Both knobs are gauges of last resort — they protect the agent's memory under runaway-cardinality conditions. Raise them only when you know what's generating the series, otherwise the agent will happily eat RAM tracking churning timeseries.

Backward compatibility

  • Existing storages (PRTG, Nagios, SenHub, HTTP/Prometheus) are unchanged. Adding an otlp block is purely additive.
  • Probe configurations (type: cpu, type: redfish, etc.) work identically. The OTel mapping comes from the bundled YAML transformer definitions.
  • No new probe types are required to push to OTLP — every existing probe routes through the OTLP strategy when it's configured.

Troubleshooting

Agent starts but nothing reaches the collector

Check the agent log for:

strategy.otlp WRN OTLP metrics export failed   error=...

Common causes:

  • Wrong endpoint or unreachable host. The agent uses lazy gRPC connect — the failure surfaces only on the first push attempt (after metrics.interval).
  • TLS handshake failure. Set insecure_skip_verify: true temporarily to confirm certificate verification is the cause.
  • Authentication rejected by gateway. Check the collector / vmagent / Grafana Cloud auth log; verify the headers: block.
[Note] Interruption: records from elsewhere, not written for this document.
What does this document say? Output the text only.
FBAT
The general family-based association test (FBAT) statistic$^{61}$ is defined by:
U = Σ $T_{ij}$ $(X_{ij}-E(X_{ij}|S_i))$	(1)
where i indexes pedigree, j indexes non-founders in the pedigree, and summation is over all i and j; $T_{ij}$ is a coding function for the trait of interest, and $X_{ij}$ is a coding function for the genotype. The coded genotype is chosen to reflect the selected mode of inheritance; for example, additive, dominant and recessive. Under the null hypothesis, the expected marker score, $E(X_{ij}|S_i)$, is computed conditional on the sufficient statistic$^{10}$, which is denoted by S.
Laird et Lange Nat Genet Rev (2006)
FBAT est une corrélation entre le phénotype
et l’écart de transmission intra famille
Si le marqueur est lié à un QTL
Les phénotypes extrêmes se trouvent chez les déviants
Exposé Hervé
Metrics appear with unexpected names in VictoriaMetrics

The default VictoriaMetrics OTLP-to-Prometheus translation strips the senhub_ prefix you might see in the Prometheus exposition. That's intentional — the OTLP path uses the canonical OTel names (system.cpu.utilization, not senhub_system_cpu_utilization). Add resource_to_telemetry_conversion: enabled: true to ensure resource attributes (service.name, deployment.environment) are preserved as labels.

Some metrics are missing

Check the agent log for:

strategy.otlp WRN Metric has no OTel mapping — not exported via OTLP.

Same policy as the Prometheus path: a probe metric without an otel: block in its YAML definition is silently skipped, and the agent warns once per (probe_type, metric_name). Add the mapping or otel.skip: true directive in definitions/<probe>.yaml and restart.

Logs aren't arriving

Verify:

  1. signals.logs.enabled: true in the storage params.
  2. The collector pipeline includes the otlp receiver in the logs: pipeline (not just metrics:).
  3. The probes you expect to produce logs are configured: syslog, event, or linux_logs. Other probes do not produce log records.
  4. The receiver tolerates the OTel log data model; older versions of vmagent or Loki collectors may need a recent build.

Reverse the agent → push direction

If you want a pull-based scrape model instead of push, use the Prometheus endpoint — same data, same names, different transport.